Berlin (dpa) - Uwe Schwenker hat nach den sich coronabedingt anbahnenden Terminproblemen in der Handball-Bundesliga vor öffentlichen Vorwürfen gewarnt.

"Wir müssen die Diskussion versachlichen und vernünftige Lösungen finden", sagte der HBL-Präsident (61) der "Bild am Sonntag".

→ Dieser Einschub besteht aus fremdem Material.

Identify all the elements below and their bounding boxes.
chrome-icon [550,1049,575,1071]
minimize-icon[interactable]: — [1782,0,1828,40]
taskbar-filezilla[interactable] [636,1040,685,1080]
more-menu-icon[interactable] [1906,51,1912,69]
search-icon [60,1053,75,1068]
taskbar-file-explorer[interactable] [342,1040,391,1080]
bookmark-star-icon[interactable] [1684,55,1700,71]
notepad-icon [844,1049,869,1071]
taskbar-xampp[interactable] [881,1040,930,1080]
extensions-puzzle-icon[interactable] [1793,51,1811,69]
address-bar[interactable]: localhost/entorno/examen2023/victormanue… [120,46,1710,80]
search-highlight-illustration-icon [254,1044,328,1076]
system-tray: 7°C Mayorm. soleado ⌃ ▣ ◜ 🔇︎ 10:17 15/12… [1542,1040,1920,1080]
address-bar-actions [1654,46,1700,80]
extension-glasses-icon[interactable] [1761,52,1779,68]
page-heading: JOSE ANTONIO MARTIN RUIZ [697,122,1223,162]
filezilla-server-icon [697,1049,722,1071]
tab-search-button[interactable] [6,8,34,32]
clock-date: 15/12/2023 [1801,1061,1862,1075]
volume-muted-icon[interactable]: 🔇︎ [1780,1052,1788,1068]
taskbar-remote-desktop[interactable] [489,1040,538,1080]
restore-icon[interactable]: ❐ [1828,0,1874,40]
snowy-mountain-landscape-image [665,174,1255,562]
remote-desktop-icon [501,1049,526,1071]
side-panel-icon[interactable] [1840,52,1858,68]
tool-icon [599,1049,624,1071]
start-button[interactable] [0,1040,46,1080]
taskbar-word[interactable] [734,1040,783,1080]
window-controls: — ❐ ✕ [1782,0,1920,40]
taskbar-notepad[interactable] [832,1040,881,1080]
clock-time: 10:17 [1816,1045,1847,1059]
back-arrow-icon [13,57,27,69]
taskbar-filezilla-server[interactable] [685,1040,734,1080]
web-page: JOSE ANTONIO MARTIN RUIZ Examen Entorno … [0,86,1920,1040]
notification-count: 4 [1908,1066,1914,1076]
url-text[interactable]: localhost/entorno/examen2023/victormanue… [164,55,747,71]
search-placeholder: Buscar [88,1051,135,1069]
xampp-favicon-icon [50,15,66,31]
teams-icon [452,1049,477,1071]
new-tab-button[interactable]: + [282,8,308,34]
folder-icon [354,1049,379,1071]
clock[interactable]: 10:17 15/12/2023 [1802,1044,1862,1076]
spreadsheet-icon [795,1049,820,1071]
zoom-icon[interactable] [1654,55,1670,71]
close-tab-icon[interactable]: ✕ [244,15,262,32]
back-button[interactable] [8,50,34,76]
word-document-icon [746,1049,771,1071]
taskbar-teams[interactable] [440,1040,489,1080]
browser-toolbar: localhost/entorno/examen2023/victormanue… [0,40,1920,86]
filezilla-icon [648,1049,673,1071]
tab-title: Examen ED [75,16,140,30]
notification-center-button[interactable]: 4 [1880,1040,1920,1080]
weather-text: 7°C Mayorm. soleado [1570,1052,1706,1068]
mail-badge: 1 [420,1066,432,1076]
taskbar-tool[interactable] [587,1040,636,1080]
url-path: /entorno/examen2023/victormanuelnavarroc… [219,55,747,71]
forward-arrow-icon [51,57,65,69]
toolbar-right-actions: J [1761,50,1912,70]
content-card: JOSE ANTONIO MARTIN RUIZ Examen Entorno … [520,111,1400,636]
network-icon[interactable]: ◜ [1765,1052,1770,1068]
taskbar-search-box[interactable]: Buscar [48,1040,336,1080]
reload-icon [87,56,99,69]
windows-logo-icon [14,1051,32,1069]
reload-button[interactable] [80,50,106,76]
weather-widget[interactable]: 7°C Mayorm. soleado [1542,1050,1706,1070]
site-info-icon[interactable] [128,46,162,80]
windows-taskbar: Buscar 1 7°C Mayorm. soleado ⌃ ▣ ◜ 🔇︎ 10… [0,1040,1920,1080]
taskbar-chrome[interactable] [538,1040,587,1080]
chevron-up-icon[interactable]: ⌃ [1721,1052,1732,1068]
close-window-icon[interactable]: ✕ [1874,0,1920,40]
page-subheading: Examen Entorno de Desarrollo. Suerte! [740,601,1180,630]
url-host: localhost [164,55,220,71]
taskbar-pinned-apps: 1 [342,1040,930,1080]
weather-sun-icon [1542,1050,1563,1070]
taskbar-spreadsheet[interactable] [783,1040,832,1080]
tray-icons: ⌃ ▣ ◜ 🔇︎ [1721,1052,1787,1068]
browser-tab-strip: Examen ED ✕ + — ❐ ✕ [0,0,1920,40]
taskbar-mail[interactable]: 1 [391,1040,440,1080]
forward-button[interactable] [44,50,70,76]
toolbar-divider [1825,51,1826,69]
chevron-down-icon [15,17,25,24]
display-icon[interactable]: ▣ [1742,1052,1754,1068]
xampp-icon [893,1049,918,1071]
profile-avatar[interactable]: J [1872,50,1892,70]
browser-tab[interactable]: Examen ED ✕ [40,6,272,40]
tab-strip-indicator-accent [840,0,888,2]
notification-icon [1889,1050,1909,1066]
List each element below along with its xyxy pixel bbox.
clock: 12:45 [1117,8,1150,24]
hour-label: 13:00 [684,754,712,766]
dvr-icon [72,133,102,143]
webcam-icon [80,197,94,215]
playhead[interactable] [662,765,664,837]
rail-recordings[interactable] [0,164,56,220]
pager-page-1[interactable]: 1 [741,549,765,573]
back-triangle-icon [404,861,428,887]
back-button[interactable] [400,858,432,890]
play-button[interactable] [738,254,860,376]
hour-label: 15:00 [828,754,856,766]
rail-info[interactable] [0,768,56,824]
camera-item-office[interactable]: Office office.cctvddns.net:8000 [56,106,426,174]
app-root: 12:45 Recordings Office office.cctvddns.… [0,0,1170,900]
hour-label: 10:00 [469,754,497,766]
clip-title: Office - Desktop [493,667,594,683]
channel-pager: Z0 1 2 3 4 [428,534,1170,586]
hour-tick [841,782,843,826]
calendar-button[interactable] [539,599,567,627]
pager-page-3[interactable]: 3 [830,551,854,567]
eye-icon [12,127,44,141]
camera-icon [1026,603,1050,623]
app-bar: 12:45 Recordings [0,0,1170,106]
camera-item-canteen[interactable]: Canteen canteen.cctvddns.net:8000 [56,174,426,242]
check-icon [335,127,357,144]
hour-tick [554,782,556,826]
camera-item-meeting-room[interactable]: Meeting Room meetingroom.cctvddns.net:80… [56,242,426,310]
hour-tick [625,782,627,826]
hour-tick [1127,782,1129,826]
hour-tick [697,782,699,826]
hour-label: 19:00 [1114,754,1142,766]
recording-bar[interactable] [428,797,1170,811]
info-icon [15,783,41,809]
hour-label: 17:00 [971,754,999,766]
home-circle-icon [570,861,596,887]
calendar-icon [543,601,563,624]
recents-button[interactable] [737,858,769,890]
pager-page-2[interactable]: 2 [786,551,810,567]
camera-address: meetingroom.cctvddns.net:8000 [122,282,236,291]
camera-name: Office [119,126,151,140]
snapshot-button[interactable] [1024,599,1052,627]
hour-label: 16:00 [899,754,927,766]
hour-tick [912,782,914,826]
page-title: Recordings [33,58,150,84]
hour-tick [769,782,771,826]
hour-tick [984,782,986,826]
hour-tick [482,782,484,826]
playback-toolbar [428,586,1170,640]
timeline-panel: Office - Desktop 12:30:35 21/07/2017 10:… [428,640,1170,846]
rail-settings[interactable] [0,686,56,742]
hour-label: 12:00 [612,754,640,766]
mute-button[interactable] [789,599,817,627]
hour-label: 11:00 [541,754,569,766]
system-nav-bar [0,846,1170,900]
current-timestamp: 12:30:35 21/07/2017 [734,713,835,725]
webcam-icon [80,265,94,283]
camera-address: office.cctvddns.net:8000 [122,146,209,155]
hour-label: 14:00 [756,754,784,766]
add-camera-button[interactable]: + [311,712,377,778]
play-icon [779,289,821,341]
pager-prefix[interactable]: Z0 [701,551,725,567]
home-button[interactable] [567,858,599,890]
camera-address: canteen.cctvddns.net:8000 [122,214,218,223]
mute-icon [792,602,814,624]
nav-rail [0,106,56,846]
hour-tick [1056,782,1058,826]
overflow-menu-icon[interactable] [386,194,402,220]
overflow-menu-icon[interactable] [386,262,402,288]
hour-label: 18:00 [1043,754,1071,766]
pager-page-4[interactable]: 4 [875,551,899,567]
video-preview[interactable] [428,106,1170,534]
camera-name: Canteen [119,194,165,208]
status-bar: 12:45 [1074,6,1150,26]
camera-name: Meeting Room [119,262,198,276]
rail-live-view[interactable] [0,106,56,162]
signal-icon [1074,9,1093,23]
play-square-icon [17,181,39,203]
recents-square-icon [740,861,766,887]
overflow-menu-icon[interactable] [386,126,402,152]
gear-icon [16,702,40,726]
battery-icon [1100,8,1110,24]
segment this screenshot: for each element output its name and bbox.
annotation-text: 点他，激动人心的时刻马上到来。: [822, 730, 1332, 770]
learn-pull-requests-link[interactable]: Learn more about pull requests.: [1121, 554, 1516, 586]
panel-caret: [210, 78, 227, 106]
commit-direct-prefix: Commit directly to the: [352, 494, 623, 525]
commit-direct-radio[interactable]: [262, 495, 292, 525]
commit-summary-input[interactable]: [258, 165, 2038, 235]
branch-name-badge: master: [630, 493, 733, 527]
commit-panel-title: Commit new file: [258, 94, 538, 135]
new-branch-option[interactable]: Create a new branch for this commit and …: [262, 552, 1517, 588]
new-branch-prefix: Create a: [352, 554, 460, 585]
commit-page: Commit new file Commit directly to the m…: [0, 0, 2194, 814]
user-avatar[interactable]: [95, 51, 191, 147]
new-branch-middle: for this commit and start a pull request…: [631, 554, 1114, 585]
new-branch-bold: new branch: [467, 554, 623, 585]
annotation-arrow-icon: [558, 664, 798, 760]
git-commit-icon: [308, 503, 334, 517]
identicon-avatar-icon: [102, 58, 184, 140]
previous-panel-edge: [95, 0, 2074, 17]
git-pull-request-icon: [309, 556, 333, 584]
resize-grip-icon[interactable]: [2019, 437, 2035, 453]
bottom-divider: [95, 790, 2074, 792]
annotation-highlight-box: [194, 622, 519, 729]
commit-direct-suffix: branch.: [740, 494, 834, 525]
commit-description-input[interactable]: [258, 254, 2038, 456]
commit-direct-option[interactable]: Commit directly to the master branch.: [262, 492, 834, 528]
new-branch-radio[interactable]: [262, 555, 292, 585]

Durch einen Coronafall bei den Füchsen Berlin musste das Spiel der Hauptstädter gegen die SG Flensburg-Handewitt abgesagt werde. Es war der vierte Ausfall dieses Wochenendes. Insgesamt mussten coronabedingt schon 13 Partien verschoben werden. Berlin, Minden und Melsungen sind komplett in Quarantäne. "Wir wussten, dass die Nati-Reisen eine Gefahr sind. Auf der anderen Seite hat sich das Hygiene-Konzept der HBL bewährt, es ist belastungsfähig. Würden wir die Liga unterbrechen, würden wir dem Konzept eine Absage erteilen", sagte HBL-Geschäftsführer Frank Bohmann (55) der Zeitung.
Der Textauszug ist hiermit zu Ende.